Vietnam’s much-anticipated five-year crypto trading pilot has thus far drawn zero applicants, despite strong global and local interest in regulated digital asset markets.
Overview
At a recent briefing, Deputy Finance Minister Nguyen Duc Chi confirmed that no proposals have been submitted, citing steep entry requirements and a narrow permissible product range as key deterrents. Chi highlighted that the program would accommodate up to five participants and added that the ministry is fast-tracking procedures to ensure the first qualified company can obtain a licence and start operating as soon as possible.
Chi said,
“As of now, the ministry has not received any proposals from enterprises.”
Chi added,
“We hope to launch this pilot before 2026, however the progress will depend on how well enterprises can meet the required conditions.”
The Pilot’s Ambitious Design – and Why It Scares Off Applicants
Vietnam launched a regulatory framework for crypto with Resolution 05/2025, beginning September 9, 2025, aiming to pilot a domestic digital asset trading regime through 2030. Under the plan, up to five qualified firms will be licensed to run services under strict oversight.
However, the design includes several conditions that arguably elevate it closer to banking regulation than fintech sandbox:
- A minimum charter capital of 10 trillion dong (≈ USD 379 million) is mandated for any crypto asset service provider (CASP).
- Only Vietnamese entities may issue or operate digital assets, and all transactions must be denominated in Vietnamese đồng, limiting flexibility.
- Importantly, the framework disallows stablecoins and securities-backed tokens, excluding products like USDT, USDC, or tokenised treasuries.
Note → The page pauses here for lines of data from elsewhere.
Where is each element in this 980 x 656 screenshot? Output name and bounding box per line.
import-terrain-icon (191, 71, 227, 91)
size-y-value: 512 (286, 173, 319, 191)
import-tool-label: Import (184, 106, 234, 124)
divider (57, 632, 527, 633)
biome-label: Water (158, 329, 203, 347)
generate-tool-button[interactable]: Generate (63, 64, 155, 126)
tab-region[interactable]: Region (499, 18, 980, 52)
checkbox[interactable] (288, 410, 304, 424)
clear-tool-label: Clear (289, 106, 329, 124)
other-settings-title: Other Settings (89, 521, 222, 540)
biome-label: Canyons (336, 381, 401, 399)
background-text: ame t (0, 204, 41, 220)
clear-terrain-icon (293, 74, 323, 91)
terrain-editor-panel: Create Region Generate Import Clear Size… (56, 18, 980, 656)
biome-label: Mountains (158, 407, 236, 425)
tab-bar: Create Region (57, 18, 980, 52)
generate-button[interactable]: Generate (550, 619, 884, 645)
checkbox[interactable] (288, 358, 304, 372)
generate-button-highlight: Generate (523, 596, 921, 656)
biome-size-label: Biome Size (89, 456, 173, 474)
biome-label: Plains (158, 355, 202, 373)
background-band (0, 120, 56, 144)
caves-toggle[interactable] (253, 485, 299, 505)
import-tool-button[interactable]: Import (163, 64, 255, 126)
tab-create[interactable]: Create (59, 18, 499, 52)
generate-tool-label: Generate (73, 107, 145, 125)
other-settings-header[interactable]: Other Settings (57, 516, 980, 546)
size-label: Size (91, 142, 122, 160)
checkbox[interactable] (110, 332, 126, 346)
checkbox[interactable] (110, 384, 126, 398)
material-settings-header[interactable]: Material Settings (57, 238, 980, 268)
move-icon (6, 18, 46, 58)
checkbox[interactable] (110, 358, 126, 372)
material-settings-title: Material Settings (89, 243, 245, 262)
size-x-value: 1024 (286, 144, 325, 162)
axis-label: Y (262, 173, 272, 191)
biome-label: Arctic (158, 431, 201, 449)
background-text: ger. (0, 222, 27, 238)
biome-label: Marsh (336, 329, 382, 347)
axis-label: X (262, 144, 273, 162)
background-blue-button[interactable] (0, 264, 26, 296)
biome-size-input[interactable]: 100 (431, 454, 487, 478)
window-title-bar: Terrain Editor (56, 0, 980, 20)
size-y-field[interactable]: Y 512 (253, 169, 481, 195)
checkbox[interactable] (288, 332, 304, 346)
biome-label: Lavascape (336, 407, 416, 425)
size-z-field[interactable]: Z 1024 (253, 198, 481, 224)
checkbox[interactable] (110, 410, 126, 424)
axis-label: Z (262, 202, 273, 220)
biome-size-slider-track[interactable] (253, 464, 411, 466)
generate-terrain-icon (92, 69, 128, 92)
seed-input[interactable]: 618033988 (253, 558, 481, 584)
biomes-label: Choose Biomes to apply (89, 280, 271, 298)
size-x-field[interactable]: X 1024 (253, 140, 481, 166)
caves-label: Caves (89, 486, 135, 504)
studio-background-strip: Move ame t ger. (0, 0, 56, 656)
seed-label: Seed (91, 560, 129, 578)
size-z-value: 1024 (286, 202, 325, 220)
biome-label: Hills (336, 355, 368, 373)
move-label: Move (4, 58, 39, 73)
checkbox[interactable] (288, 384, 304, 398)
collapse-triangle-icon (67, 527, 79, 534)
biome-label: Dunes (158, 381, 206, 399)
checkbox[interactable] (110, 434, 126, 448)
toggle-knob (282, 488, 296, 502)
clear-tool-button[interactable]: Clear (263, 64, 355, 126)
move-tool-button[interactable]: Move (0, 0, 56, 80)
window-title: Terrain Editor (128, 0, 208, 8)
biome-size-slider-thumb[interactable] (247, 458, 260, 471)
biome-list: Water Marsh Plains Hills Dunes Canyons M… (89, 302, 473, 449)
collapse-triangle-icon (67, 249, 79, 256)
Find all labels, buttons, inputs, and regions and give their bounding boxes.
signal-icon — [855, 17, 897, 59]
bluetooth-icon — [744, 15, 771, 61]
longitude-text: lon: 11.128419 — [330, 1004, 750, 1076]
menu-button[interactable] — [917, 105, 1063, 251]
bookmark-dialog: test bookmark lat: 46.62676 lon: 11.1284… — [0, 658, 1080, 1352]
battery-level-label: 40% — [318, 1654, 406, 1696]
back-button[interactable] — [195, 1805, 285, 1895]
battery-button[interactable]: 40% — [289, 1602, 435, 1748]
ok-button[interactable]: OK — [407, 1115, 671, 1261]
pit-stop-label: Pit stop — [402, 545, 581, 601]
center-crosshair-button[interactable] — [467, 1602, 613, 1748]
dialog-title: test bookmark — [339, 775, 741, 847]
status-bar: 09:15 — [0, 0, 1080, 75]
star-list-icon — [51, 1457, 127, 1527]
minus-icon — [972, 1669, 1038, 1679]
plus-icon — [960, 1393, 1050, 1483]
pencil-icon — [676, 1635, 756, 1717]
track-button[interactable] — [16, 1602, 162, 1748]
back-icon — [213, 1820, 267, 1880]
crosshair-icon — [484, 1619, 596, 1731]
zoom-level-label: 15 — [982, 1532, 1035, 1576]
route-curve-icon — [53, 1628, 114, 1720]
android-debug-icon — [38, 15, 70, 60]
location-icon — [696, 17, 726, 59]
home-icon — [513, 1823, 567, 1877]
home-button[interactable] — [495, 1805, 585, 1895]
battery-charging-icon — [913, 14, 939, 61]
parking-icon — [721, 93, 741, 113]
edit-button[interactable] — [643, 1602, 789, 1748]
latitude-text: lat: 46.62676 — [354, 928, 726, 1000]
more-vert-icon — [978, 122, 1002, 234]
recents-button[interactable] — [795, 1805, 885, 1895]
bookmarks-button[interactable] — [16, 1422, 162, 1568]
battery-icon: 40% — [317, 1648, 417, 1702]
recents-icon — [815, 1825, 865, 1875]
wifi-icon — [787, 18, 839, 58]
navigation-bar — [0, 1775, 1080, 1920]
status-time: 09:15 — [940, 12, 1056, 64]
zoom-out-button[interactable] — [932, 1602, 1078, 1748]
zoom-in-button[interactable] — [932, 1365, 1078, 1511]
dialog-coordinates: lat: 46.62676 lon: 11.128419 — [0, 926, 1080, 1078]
These constraints significantly shrink the viable business models and raise compliance burdens. Put simply, many firms may find the risk, capital burden, and narrow profit margin unattractive given what alternative markets offer.
Enforcement Lags, Caution, and Market Realities
Despite the pilot’s official launch, enforcement details—and even licensing mechanics—remain under development. Deputy Minister Chi noted that progress depends on firms’ ability to meet conditions, and the government is working to expedite licensing toward a goal of launching the first participants before 2026.
But in the meantime, firms remain cautious. Several are reportedly preparing to expand or adjust their business lines ahead of applying, but none have committed yet. The opacity around tax treatment, accounting standards, oversight coordination (e.g. with the State Bank of Vietnam and security regulators), and overall enforcement remains a barrier too.
Meanwhile, despite the pilot’s slow rollout, crypto activity among Vietnamese users continues apace—largely through offshore platforms. Vietnam ranks fourth globally in Chainalysis’ 2025 crypto adoption index, and annual trading volumes have exceeded USD 100 billion.
This divergence underscores the tension: user demand is high, but the regulated offering is not keeping pace.
Risks and Recommendations: Can Vietnam Salvage Its Pilot?
Vietnam’s approach illustrates a core trade-off in crypto regulation: too soft, and risks proliferate; too rigid, and innovation stalls. In its current form, the pilot leans heavily toward the latter.
Risks:
- The absence of participants means the pilot may fail to generate meaningful data or outcomes before its 2026 launch goal.
- Vietnam could fall behind regional peers (Singapore, Hong Kong, Japan), which permit lower capital thresholds and broader product scopes.
- The inability to import stablecoins or tokenised financial instruments may limit appeal to institutional investors and ecosystem builders.
Potential adjustments:
- Reducing capital requirements or introducing graded tiers might attract more participants.
- Allowing tokenised securities or a controlled subset of stablecoins could expand business models.
- Greater clarity and speed in licensing, taxation, and oversight rules may reduce first-mover risk.
If Vietnam wants the pilot to succeed, it must strike a better balance between regulation and market practicality. As of now, it remains an ambitious framework without any takers.